No matter how smart your bombs
are, war is about laying waste to cities and people. It is about
pain and suffering and the kind of blind panic that has you firing
into a river to kill what you think is a stricken pilot.
And this time the world is
seeing it played out 24 hours a day on a dozen TV channels. Which
might be not only the undoing of Bush and Blair but also the fuse
which sets the anger of the Arab world alight.
SHOCKING AND AWFUL:
Allied forces blitz Baghdad on Friday night
Because this highly-addictive
TV coverage has exploded the myth of the precise and blood-free war.
It has reminded us that war should always be a last resort - and in
this case it is nowhere near it.
It wasn't supposed to be like
this. The propagandists at Allied command gave unprecedented access
to journalists and camera crews in the hope of showing how merciful
their mission was.
But the many sickening sights
we have seen have only strengthened the belief held by the majority
of the world, that this is a futile and immoral attack on people who
currently threaten no outsiders. Where are the chemical attacks?

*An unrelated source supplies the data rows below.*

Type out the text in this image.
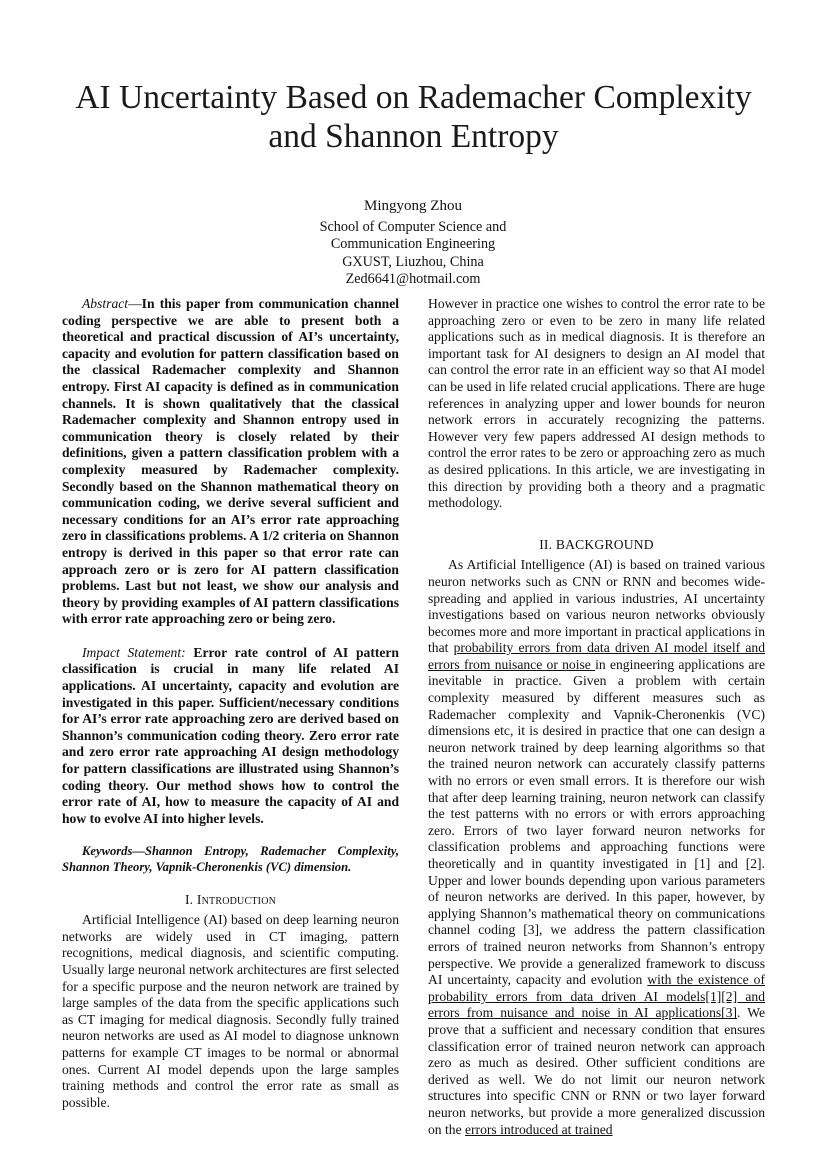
AI Uncertainty Based on Rademacher Complexity
and Shannon Entropy
Mingyong Zhou
School of Computer Science and
Communication Engineering
GXUST, Liuzhou, China
Zed6641@hotmail.com

Abstract—In this paper from communication channel coding perspective we are able to present both a theoretical and practical discussion of AI’s uncertainty, capacity and evolution for pattern classification based on the classical Rademacher complexity and Shannon entropy. First AI capacity is defined as in communication channels. It is shown qualitatively that the classical Rademacher complexity and Shannon entropy used in communication theory is closely related by their definitions, given a pattern classification problem with a complexity measured by Rademacher complexity. Secondly based on the Shannon mathematical theory on communication coding, we derive several sufficient and necessary conditions for an AI’s error rate approaching zero in classifications problems. A 1/2 criteria on Shannon entropy is derived in this paper so that error rate can approach zero or is zero for AI pattern classification problems. Last but not least, we show our analysis and theory by providing examples of AI pattern classifications with error rate approaching zero or being zero.

Impact Statement: Error rate control of AI pattern classification is crucial in many life related AI applications. AI uncertainty, capacity and evolution are investigated in this paper. Sufficient/necessary conditions for AI’s error rate approaching zero are derived based on Shannon’s communication coding theory. Zero error rate and zero error rate approaching AI design methodology for pattern classifications are illustrated using Shannon’s coding theory. Our method shows how to control the error rate of AI, how to measure the capacity of AI and how to evolve AI into higher levels.

Keywords—Shannon Entropy, Rademacher Complexity, Shannon Theory, Vapnik-Cheronenkis (VC) dimension.

I. Introduction

Artificial Intelligence (AI) based on deep learning neuron networks are widely used in CT imaging, pattern recognitions, medical diagnosis, and scientific computing. Usually large neuronal network architectures are first selected for a specific purpose and the neuron network are trained by large samples of the data from the specific applications such as CT imaging for medical diagnosis. Secondly fully trained neuron networks are used as AI model to diagnose unknown patterns for example CT images to be normal or abnormal ones. Current AI model depends upon the large samples training methods and control the error rate as small as possible.

However in practice one wishes to control the error rate to be approaching zero or even to be zero in many life related applications such as in medical diagnosis. It is therefore an important task for AI designers to design an AI model that can control the error rate in an efficient way so that AI model can be used in life related crucial applications. There are huge references in analyzing upper and lower bounds for neuron network errors in accurately recognizing the patterns. However very few papers addressed AI design methods to control the error rates to be zero or approaching zero as much as desired pplications. In this article, we are investigating in this direction by providing both a theory and a pragmatic methodology.

II. BACKGROUND

As Artificial Intelligence (AI) is based on trained various neuron networks such as CNN or RNN and becomes wide-spreading and applied in various industries, AI uncertainty investigations based on various neuron networks obviously becomes more and more important in practical applications in that probability errors from data driven AI model itself and errors from nuisance or noise in engineering applications are inevitable in practice. Given a problem with certain complexity measured by different measures such as Rademacher complexity and Vapnik-Cheronenkis (VC) dimensions etc, it is desired in practice that one can design a neuron network trained by deep learning algorithms so that the trained neuron network can accurately classify patterns with no errors or even small errors. It is therefore our wish that after deep learning training, neuron network can classify the test patterns with no errors or with errors approaching zero. Errors of two layer forward neuron networks for classification problems and approaching functions were theoretically and in quantity investigated in [1] and [2]. Upper and lower bounds depending upon various parameters of neuron networks are derived. In this paper, however, by applying Shannon’s mathematical theory on communications channel coding [3], we address the pattern classification errors of trained neuron networks from Shannon’s entropy perspective. We provide a generalized framework to discuss AI uncertainty, capacity and evolution with the existence of probability errors from data driven AI models[1][2] and errors from nuisance and noise in AI applications[3]. We prove that a sufficient and necessary condition that ensures classification error of trained neuron network can approach zero as much as desired. Other sufficient conditions are derived as well. We do not limit our neuron network structures into specific CNN or RNN or two layer forward neuron networks, but provide a more generalized discussion on the errors introduced at trained
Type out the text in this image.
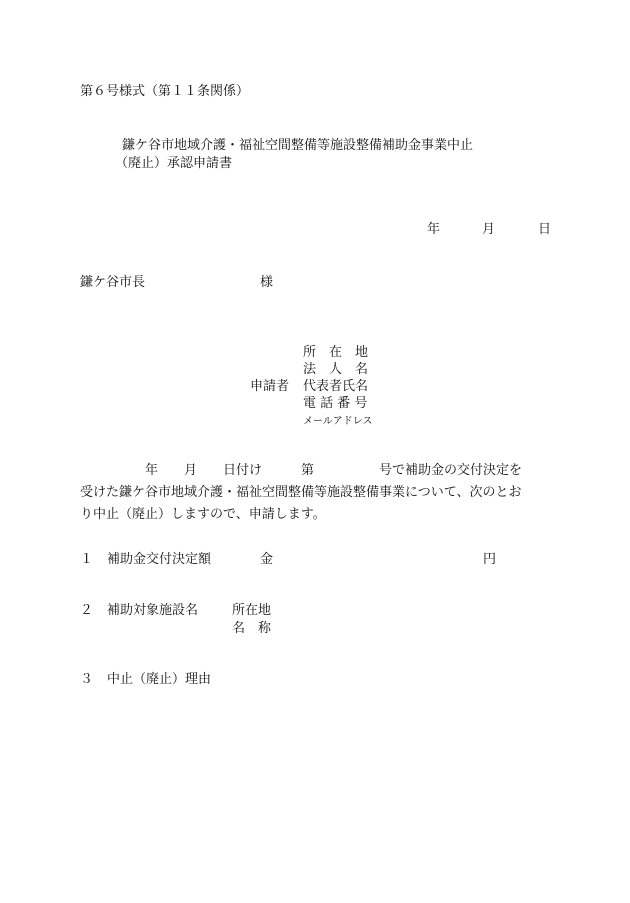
第６号様式（第１１条関係）
鎌ケ谷市地域介護・福祉空間整備等施設整備補助金事業中止
（廃止）承認申請書
年	月	日
鎌ケ谷市長	様
所　在　地
法　人　名
申請者 代表者氏名
電 話 番 号
メールアドレス
　　　　　年　　月　　日付け　　　第　　　　　号で補助金の交付決定を
受けた鎌ケ谷市地域介護・福祉空間整備等施設整備事業について、次のとお
り中止（廃止）しますので、申請します。
１ 補助金交付決定額	金	円
２ 補助対象施設名	所在地
名　称
３ 中止（廃止）理由
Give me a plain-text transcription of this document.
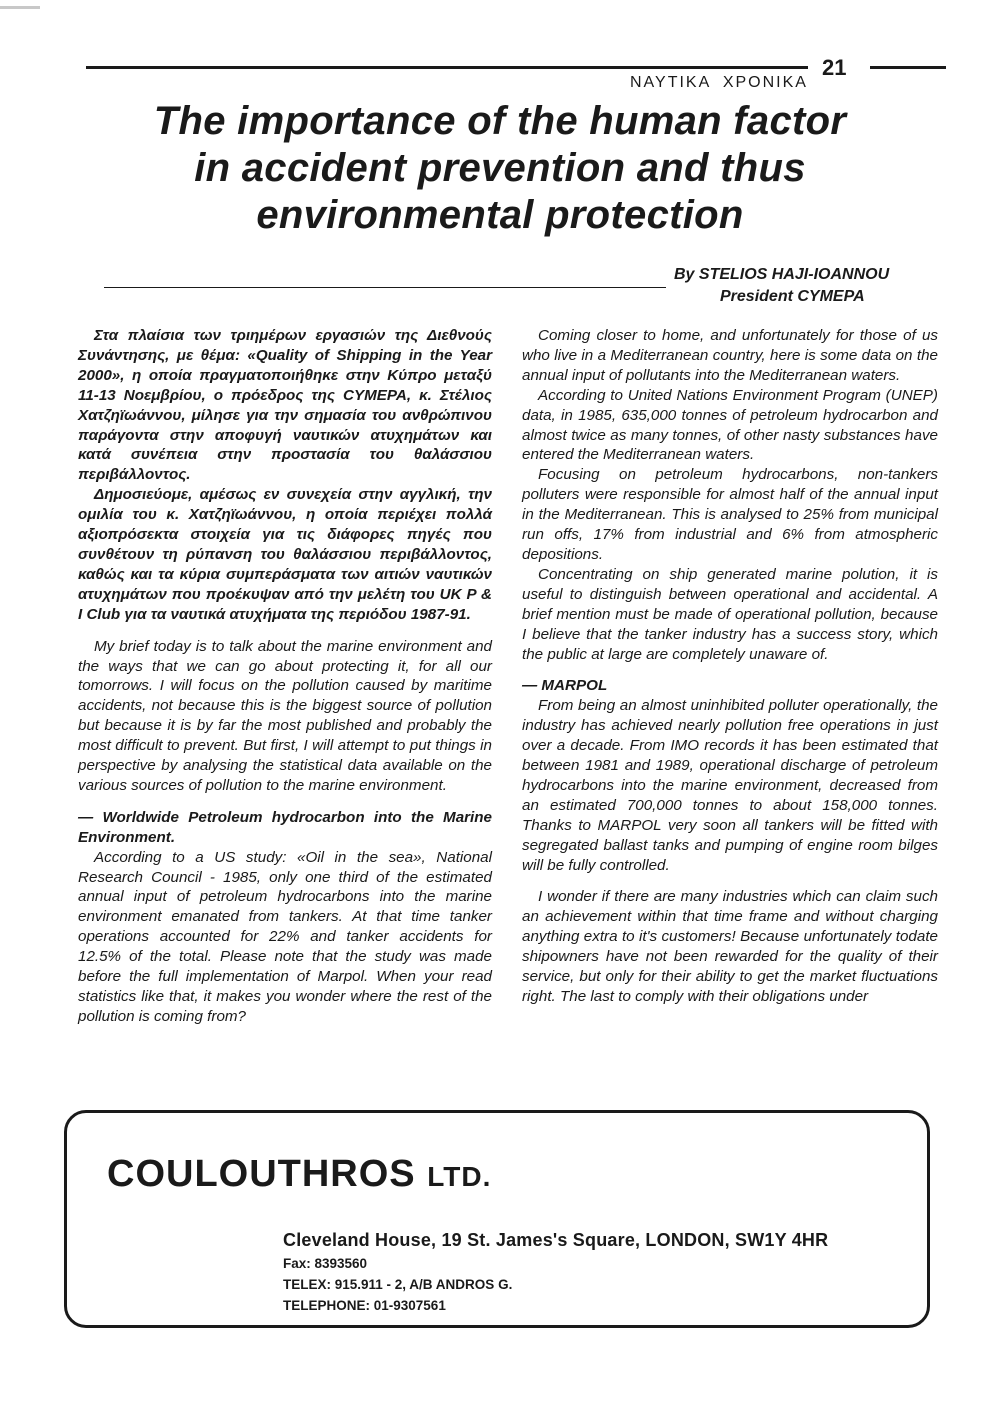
ΝΑΥΤΙΚΑ ΧΡΟΝΙΚΑ
21
The importance of the human factor
in accident prevention and thus
environmental protection
By STELIOS HAJI-IOANNOU
President CYMEPA

Στα πλαίσια των τριημέρων εργασιών της Διεθνούς Συνάντησης, με θέμα: «Quality of Shipping in the Year 2000», η οποία πραγματοποιήθηκε στην Κύπρο μεταξύ 11-13 Νοεμβρίου, ο πρόεδρος της CYMEPA, κ. Στέλιος Χατζηϊωάννου, μίλησε για την σημασία του ανθρώπινου παράγοντα στην αποφυγή ναυτικών ατυχημάτων και κατά συνέπεια στην προστασία του θαλάσσιου περιβάλλοντος.

Δημοσιεύομε, αμέσως εν συνεχεία στην αγγλική, την ομιλία του κ. Χατζηϊωάννου, η οποία περιέχει πολλά αξιοπρόσεκτα στοιχεία για τις διάφορες πηγές που συνθέτουν τη ρύπανση του θαλάσσιου περιβάλλοντος, καθώς και τα κύρια συμπεράσματα των αιτιών ναυτικών ατυχημάτων που προέκυψαν από την μελέτη του UK P & I Club για τα ναυτικά ατυχήματα της περιόδου 1987-91.

My brief today is to talk about the marine environment and the ways that we can go about protecting it, for all our tomorrows. I will focus on the pollution caused by maritime accidents, not because this is the biggest source of pollution but because it is by far the most published and probably the most difficult to prevent. But first, I will attempt to put things in perspective by analysing the statistical data available on the various sources of pollution to the marine environment.

— Worldwide Petroleum hydrocarbon into the Marine Environment.

According to a US study: «Oil in the sea», National Research Council - 1985, only one third of the estimated annual input of petroleum hydrocarbons into the marine environment emanated from tankers. At that time tanker operations accounted for 22% and tanker accidents for 12.5% of the total. Please note that the study was made before the full implementation of Marpol. When your read statistics like that, it makes you wonder where the rest of the pollution is coming from?

Coming closer to home, and unfortunately for those of us who live in a Mediterranean country, here is some data on the annual input of pollutants into the Mediterranean waters.

According to United Nations Environment Program (UNEP) data, in 1985, 635,000 tonnes of petroleum hydrocarbon and almost twice as many tonnes, of other nasty substances have entered the Mediterranean waters.

Focusing on petroleum hydrocarbons, non-tankers polluters were responsible for almost half of the annual input in the Mediterranean. This is analysed to 25% from municipal run offs, 17% from industrial and 6% from atmospheric depositions.

Concentrating on ship generated marine polution, it is useful to distinguish between operational and accidental. A brief mention must be made of operational pollution, because I believe that the tanker industry has a success story, which the public at large are completely unaware of.

— MARPOL

From being an almost uninhibited polluter operationally, the industry has achieved nearly pollution free operations in just over a decade. From IMO records it has been estimated that between 1981 and 1989, operational discharge of petroleum hydrocarbons into the marine environment, decreased from an estimated 700,000 tonnes to about 158,000 tonnes. Thanks to MARPOL very soon all tankers will be fitted with segregated ballast tanks and pumping of engine room bilges will be fully controlled.

I wonder if there are many industries which can claim such an achievement within that time frame and without charging anything extra to it's customers! Because unfortunately todate shipowners have not been rewarded for the quality of their service, but only for their ability to get the market fluctuations right. The last to comply with their obligations under

COULOUTHROS LTD.
Cleveland House, 19 St. James's Square, LONDON, SW1Y 4HR
Fax: 8393560
TELEX: 915.911 - 2, A/B ANDROS G.
TELEPHONE: 01-9307561
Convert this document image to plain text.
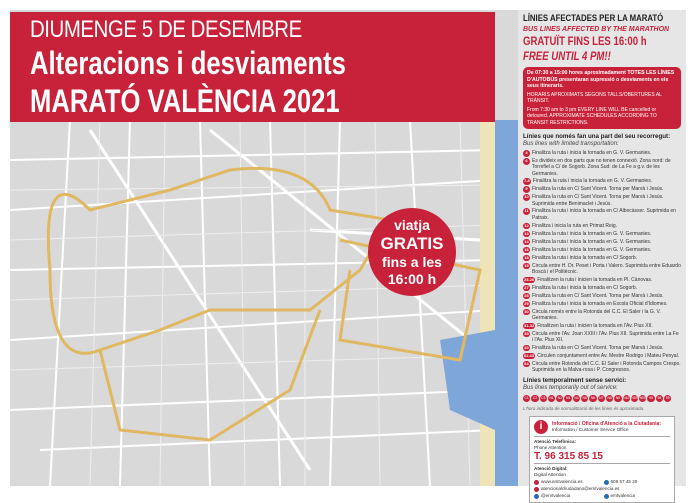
DIUMENGE 5 DE DESEMBRE
Alteracions i desviaments
MARATÓ VALÈNCIA 2021
viatja
GRATIS
fins a les
16:00 h
LÍNIES AFECTADES PER LA MARATÓ
BUS LINES AFFECTED BY THE MARATHON
GRATUÏT FINS LES 16:00 h
FREE UNTIL 4 PM!!
De 07:30 a 15:00 hores aproximadament TOTES LES LÍNIES D'AUTOBÚS presentaran supressió o desviaments en els seus itineraris.

HORARIS APROXIMATS SEGONS TALLS/OBERTURES AL TRÀNSIT.

From 7:30 am to 3 pm EVERY LINE WILL BE cancelled or detoured. APPROXIMATE SCHEDULES ACCORDING TO TRANSIT RESTRICTIONS.

Línies que només fan una part del seu recorregut:
Bus lines with limited transportation:
4 Finalitza la ruta i inicia la tornada en G. V. Germanies.
6 Es divideix en dos parts que no tenen connexió. Zona nord: de Torrefiel a C/ de Sogorb. Zona Sud: de La Fe a g.v. de les Germanies.
7-8 Finalitza la ruta i inicia la tornada en G. V. Germanies.
9 Finalitza la ruta en C/ Sant Vicent. Torna per Marvà i Jesús.
10 Finalitza la ruta en C/ Sant Vicent. Torna per Marvà i Jesús. Suprimida entre Benimaclet i Jesús.
11 Finalitza la ruta i inicia la tornada en C/ Albocàsser. Suprimida en Patraix.
12 Finalitza i inicia la ruta en Primat Reig.
13 Finalitza la ruta i inicia la tornada en G. V. Germanies.
14 Finalitza la ruta i inicia la tornada en G. V. Germanies.
16 Finalitza la ruta i inicia la tornada en G. V. Germanies.
18 Finalitza la ruta i inicia la tornada en C/ Sogorb.
19 Circula entre H. Dr. Peset i Porta i Valero. Suprimida entre Eduardo Boscà i el Politècnic.
25-26 Finalitzen la ruta i inicien la tornada en Pl. Cànovas.
27 Finalitza la ruta i inicia la tornada en C/ Sogorb.
28 Finalitza la ruta en C/ Sant Vicent. Torna per Marvà i Jesús.
29 Finalitza la ruta i inicia la tornada en Escola Oficial d'Idiomes.
30 Circula només entre la Rotonda del C.C. El Saler i la G. V. Germanies.
31-32 Finalitzen la ruta i inicien la tornada en l'Av. Pius XII.
35 Circula entre l'Av. Joan XXIII i l'Av. Pius XII. Suprimida entre La Fe i l'Av. Pius XII.
40 Finalitza la ruta en C/ Sant Vicent. Torna per Marvà i Jesús.
62-63 Circulen conjuntament entre Av. Mestre Rodrigo i Mateu Penyal.
64 Circula entre Rotonda del C.C. El Saler i Rotonda Campos Crespo. Suprimida en la Malva-rosa i P. Congressos.
Línies temporalment sense servici:
Bus lines temporarily out of service:
C1	C2	C3	N1	N2	N3	N4	N5	N6	N7	N8	N9 N10 N89 N90 95	98	99
L'hora indicada de normalització de les línies és aproximada.
i	Informació / Oficina d'Atenció a la Ciutadania:
Information / Customer Service Office
Atenció Telefònica:
Phone Attention
T. 96 315 85 15
Atenció Digital:
Digital Attention
www.emtvalencia.es	608 57 45 20
atencionalcliudadano@emtvalencia.es
@emtvalencia	emtvalencia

Where are Saddam's weapons of mass destruction?
Where are the links to
international terrorists? Where are the millions of oppressed Iraqis
defecting en masse to their liberators? Where are all the Iraqi
lies?
INNOCENT: A child burned
during the bombing of Baghdad screams in pain
BAGHDAD has been as honest or
dishonest as Washington. Following Friday's cataclysmic attack you
might have expected them to claim hundreds of dead civilians.
Instead they said there were
three.
What of our side? The Americans
claimed to have taken Umm Qasr two days ago, with their sickeningly
triumphal raising of the Stars and Stripes. Yesterday they were
still fighting. We were told the people of the south, Shi'ite
Muslims who despise Saddam, would surrender without resistance. Some
have. But many others are trying to repel the invaders.
SLAUGHTER: Bodies of
Iraqi soldiers huddled dead in a trench in Southern Iraq - their
white flag couldn't save them
We are not being given the full
truth. We see screaming babies in ramshackle hospitals, stripped
bare of supplies by a dozen years of medicine sanctions, and we
despair at the lie that this war is a humanitarian mission to help a
stricken people.
We see innocent civilians
killed and maimed in their dilapidated homes, and we just don't know
why it is happening in our name.
All we can conclude, especially
after the astonishing blitz of Baghdad, is that Iraq is the testing
ground for a devastating show of American might, aimed at warning
enemies that if they step out of line they will be next. You cannot
understate how dangerous this situation is for the leader of a
Labour government. If Tony Blair loses the propaganda war it will
destroy his credibility and possibly his career. The British will be
tough on his war crimes and tough on the causes of them.
TRIUMPH?: the Stars and
Stripes go up over Umm Qasr
But that is the least of our
worries. You see, we are not the only ones following this war
through a close-up lens. So too are the Arabs.
And they saw something the
other day that our propagandists do not yet admit to. The carnage in
Basra's Jumhuriya hospital following coalition bombing which Iraq
claims killed 77 civilians.
Al Jazeera TV beamed images
across the Arab world of the dead and wounded, including a child
with the back of its skull blown off. "It was a massacre," wailed
one woman.
Imagine what effect that had on
an already raging Arab world. Then imagine what future images of
shock and awe we might soon see on our own doorstep.